Dans la même veine, notre ministre de la Justice Koen Geens a affirmé qu’il « continuera sa réforme » malgré trois semaines de grève des gardiens de prison et les menaces de grève des magistrats (une première depuis 1918) contre l'austérité. Et de brandir le service minimum contre la grève et le « devoir de réserve » pour faire taire les juges.
Le premier ministre de l'ombre, Bart De Wever, prétend que les grèves sont politiques, téléguidés par le PS. Mais le PS au pouvoir en France pratique juste la même politique que le gouvernement de droite en Belgique. Dans toute l'Europe, les gouvernements, des sociaux-démocrates aux libéraux en passant par les chrétiens-démocrates et conservateurs, appliquent des politiques d’austérité et des réformes au service du monde patronal. Et les différents appel à réfléchir et affirmer le « sens de l'État » vont tous dans la direction d'un renforcement de l'autoritarisme.

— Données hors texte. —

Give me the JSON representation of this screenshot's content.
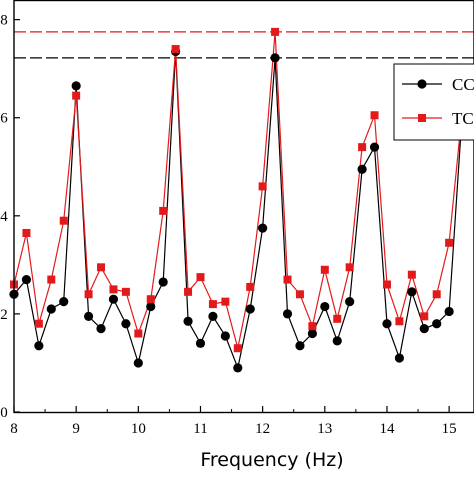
{
  "chart_data": {
    "type": "line",
    "xlabel": "Frequency (Hz)",
    "ylabel": "",
    "title": "",
    "xlim": [
      8.0,
      15.4
    ],
    "ylim": [
      0,
      0.84
    ],
    "x_ticks": [
      8,
      9,
      10,
      11,
      12,
      13,
      14,
      15
    ],
    "y_ticks": [
      0,
      0.2,
      0.4,
      0.6,
      0.8
    ],
    "y_tick_labels": [
      "0",
      "2",
      "4",
      "6",
      "8"
    ],
    "grid": false,
    "legend_placement": "top-right",
    "reference_lines": [
      {
        "y": 0.775,
        "color": "#e31a1c",
        "style": "dashed"
      },
      {
        "y": 0.722,
        "color": "#000000",
        "style": "dashed"
      }
    ],
    "series": [
      {
        "name": "CC",
        "color": "#000000",
        "marker": "circle",
        "x": [
          8.0,
          8.2,
          8.4,
          8.6,
          8.8,
          9.0,
          9.2,
          9.4,
          9.6,
          9.8,
          10.0,
          10.2,
          10.4,
          10.6,
          10.8,
          11.0,
          11.2,
          11.4,
          11.6,
          11.8,
          12.0,
          12.2,
          12.4,
          12.6,
          12.8,
          13.0,
          13.2,
          13.4,
          13.6,
          13.8,
          14.0,
          14.2,
          14.4,
          14.6,
          14.8,
          15.0,
          15.2,
          15.4
        ],
        "y": [
          0.24,
          0.27,
          0.135,
          0.21,
          0.225,
          0.665,
          0.195,
          0.17,
          0.23,
          0.18,
          0.1,
          0.215,
          0.265,
          0.735,
          0.185,
          0.14,
          0.195,
          0.155,
          0.09,
          0.21,
          0.375,
          0.722,
          0.2,
          0.135,
          0.16,
          0.215,
          0.145,
          0.225,
          0.495,
          0.54,
          0.18,
          0.11,
          0.245,
          0.17,
          0.18,
          0.205,
          0.59,
          0.61
        ]
      },
      {
        "name": "TC",
        "color": "#e31a1c",
        "marker": "square",
        "x": [
          8.0,
          8.2,
          8.4,
          8.6,
          8.8,
          9.0,
          9.2,
          9.4,
          9.6,
          9.8,
          10.0,
          10.2,
          10.4,
          10.6,
          10.8,
          11.0,
          11.2,
          11.4,
          11.6,
          11.8,
          12.0,
          12.2,
          12.4,
          12.6,
          12.8,
          13.0,
          13.2,
          13.4,
          13.6,
          13.8,
          14.0,
          14.2,
          14.4,
          14.6,
          14.8,
          15.0,
          15.2,
          15.4
        ],
        "y": [
          0.26,
          0.365,
          0.18,
          0.27,
          0.39,
          0.645,
          0.24,
          0.295,
          0.25,
          0.245,
          0.16,
          0.23,
          0.41,
          0.74,
          0.245,
          0.275,
          0.22,
          0.225,
          0.13,
          0.255,
          0.46,
          0.775,
          0.27,
          0.24,
          0.175,
          0.29,
          0.19,
          0.295,
          0.54,
          0.605,
          0.26,
          0.185,
          0.28,
          0.195,
          0.24,
          0.345,
          0.6,
          0.62
        ]
      }
    ]
  }
}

« Toutes les professions sont en train de converger. »
Mais face à cette dérive austéritaire ici, en France et ailleurs en Europe, la réponse est dans la rue.
Après six journées de manifestations, la gauche du mouvement en France pousse maintenant aux grèves reconductibles chez les dockers, routiers, cheminots, chauffeurs de bus, travailleurs de la pétrochimie et ailleurs. C'est une lutte intense, secteur par secteur. « Les salariés oscillent entre colère notamment par rapport au 49-3 et manque de confiance dans la capacité du mouvement à entraîner des millions de gens dans les rues. Ils ont en quelque sorte besoin de le voir pour le croire », estime Nicolas Avinin, secrétaire général de la CGT chez Arkema (chimie). « C'est sûr qu'il faut un noyau dur pour entraîner les autres », estime pour sa part Olivier Minoux, délégué CGT de Solvay-Rhodia à Saint-Fons.
Olivier Mateu, secrétaire de la CGT des Bouches-duRhône : « Partout où on le peut, on mettra les usines à l'arrêt. Nos productions sont toute imbriquées et cela peut aller très vite, ce sera aux travailleurs d'en décider en assemblée générale. Nous ferons tout pour que cette loi ne passe pas. Les salariés n'ont plus rien à perdre, le gouvernement oui. »
« L'attitude du gouvernement a durci encore plus la colère des salariés, il n'y a plus aucun dialogue possible avec lui, estime Pascal Galéoté, également secrétaire CGT. François Hollande a annoncé qu'il ne reculerait pas, eh bien nous ne reculerons pas non plus. Le mouvement social va s'intensifier, ce gouvernement a fait une erreur fondamentale car toutes les professions sont en train de converger. »
En Belgique, après la manifestation du 24 mai, le rapport de forces continuera de se construire à travers les actions annoncées dans les services publics le 31 mai et la grève générale du 24 juin à l'appel de la FGTB et de certaines centrales de la CSC.
Une conjonction des mouvements en Belgique et en France peut faire très mal au 1 % et aux gouvernements qui appliquent leurs volontés. C'est ce qui s'est passé il y a 80 ans, en 1936, quand, dans les deux pays, les travailleurs ont arraché les premiers congés payés et la semaine de 40 heures.